Presiden Prabowo Subianto, dalam pidato pada 29 September 2025, menegaskan:

“Ada kekurangan? Ada. Tapi manfaatnya sangat-sangat besar. Dalam 10 bulan pelaksanaan, MBG telah menjangkau hampir 30 juta penerima manfaat dan menyelamatkan sekitar Rp300 triliun dari beban sosial”

Beliau juga menyoroti bahwa tingkat penyimpangan dalam pelaksanaan MBG sebesar 0,00017 persen dari seluruh distribusi makanan.

Melihat Masalah dengan Akal Bening, Bukan Emosi Sesaat

Tidak dapat dipungkiri, BGN dan MBG menghadapi banyak tantangan. Ada kelemahan di lapangan, kesenjangan implementasi, dan hambatan birokrasi yang membuat frustrasi sebagian orang. Namun, apakah jalan keluar terbaik adalah membongkar seluruh sistem?

Menghentikan BGN hanya karena ada cacat ibarat merobohkan rumah karena dindingnya retak. Rumah itu perlu diperbaiki, diperkuat fondasinya — bukan diruntuhkan hingga kita tidur di jalanan.

Kepala BGN, Dadan Hindayana, bahkan menegaskan bahwa Presiden telah memberi instruksi jelas:

“SPPG harus dilengkapi koki terlatih, alat rapid test, sterilisasi food tray, filter air, dan CCTV yang terhubung ke pusat pengawasan”

Arahan ini menunjukkan bahwa negara memilih jalan perbaikan, bukan penghentian. Kekurangan di awal diakui sebagai proses belajar, dan setiap kritik menjadi masukan untuk meningkatkan mutu.

Kritik sebagai Vitamin, Bukan Ledakan Emosi

Kritik adalah vitamin bagi kebijakan publik. Tanpa kritik, sistem bisa kaku dan lupa berbenah. Namun kritik yang sehat harus diiringi solusi. Sebagian kritik terhadap MBG hanya berhenti pada seruan “hentikan!” tanpa menjelaskan apa yang akan menggantikan MBG jika dihapus. Apakah kita siap berjalan tanpa kompas?

Dadan Hindayana menegaskan bahwa MBG bersifat inklusif, menjangkau seluruh kelompok prioritas: anak usia dini, pelajar, ibu hamil, hingga ibu menyusui. Program ini bukan sekadar bantuan sosial, tetapi juga gerakan ekonomi masyarakat, membuka peluang bagi sektor pangan lokal.
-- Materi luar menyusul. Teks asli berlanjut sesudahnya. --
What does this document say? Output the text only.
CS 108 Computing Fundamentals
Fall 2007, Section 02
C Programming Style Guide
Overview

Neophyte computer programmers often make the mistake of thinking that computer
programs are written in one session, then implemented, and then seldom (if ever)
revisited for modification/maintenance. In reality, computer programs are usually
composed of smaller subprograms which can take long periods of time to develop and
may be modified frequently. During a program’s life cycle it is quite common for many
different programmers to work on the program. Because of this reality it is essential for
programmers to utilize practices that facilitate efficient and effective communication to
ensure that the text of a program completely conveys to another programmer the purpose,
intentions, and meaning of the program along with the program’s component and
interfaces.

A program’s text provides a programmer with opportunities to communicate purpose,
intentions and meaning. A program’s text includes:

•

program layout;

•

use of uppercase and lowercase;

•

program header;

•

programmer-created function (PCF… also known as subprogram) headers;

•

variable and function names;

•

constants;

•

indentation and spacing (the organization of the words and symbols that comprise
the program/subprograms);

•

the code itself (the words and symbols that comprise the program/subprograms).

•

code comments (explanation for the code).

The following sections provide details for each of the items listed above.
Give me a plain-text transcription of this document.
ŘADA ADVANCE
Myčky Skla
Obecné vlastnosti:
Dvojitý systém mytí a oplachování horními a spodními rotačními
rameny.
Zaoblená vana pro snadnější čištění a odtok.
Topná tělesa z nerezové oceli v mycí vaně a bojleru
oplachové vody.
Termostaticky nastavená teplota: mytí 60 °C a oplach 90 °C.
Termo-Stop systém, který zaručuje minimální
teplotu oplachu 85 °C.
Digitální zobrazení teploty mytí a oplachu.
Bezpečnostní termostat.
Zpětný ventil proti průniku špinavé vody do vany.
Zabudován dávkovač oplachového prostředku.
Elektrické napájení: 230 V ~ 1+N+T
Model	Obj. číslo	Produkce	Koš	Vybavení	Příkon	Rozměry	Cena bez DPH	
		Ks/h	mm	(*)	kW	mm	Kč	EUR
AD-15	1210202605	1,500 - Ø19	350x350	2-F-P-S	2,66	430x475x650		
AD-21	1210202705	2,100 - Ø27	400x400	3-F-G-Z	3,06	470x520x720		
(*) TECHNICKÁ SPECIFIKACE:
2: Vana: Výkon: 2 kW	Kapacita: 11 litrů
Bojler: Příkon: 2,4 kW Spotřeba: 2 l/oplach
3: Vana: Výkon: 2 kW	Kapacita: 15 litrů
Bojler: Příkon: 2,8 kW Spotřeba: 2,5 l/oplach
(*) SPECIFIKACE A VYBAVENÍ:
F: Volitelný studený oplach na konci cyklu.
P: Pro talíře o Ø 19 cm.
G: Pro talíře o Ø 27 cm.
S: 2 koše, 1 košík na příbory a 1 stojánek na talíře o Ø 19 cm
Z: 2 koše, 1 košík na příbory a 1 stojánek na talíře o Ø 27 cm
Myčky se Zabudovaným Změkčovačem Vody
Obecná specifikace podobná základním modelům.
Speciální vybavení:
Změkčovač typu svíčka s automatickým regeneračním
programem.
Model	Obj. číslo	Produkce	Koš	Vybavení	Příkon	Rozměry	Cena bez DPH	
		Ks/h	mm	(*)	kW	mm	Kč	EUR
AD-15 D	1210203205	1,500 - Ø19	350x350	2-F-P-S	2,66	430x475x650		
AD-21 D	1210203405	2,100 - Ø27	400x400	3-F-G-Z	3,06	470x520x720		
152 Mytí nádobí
“Kasus-kasus yang terjadi banyak dialami oleh SPPG yang baru beroperasi karena SDM masih membutuhkan jam terbang. Ini adalah proses belajar yang sedang kami kawal ketat”
(Laporan Kepala BGN kepada Presiden, 29 September 2025)

Dengan data terbaru, 9.615 SPPG kini melayani lebih dari 31 juta penerima manfaat. Angka ini tidak mungkin dicapai tanpa sistem yang terukur dan terintegrasi seperti MBG.

MBG sebagai Penyangga Harapan dan Akuntabilitas

Ada alasan kuat mengapa MBG tidak boleh dibiarkan runtuh:

1. Menjamin Arah yang Konsisten – MBG memberi peta jalan yang seragam. Tanpanya, setiap daerah bisa menafsirkan BGN semaunya, membuat kita kehilangan harmoni nasional.

2. Menghadirkan Transparansi dan Akuntabilitas – MBG memungkinkan publik memantau progres dengan data, bukan sekadar perasaan.

3. Mendorong Perbaikan Berkelanjutan – Evaluasi rutin menjadikan kelemahan bahan pembelajaran, bukan alasan untuk menyerah.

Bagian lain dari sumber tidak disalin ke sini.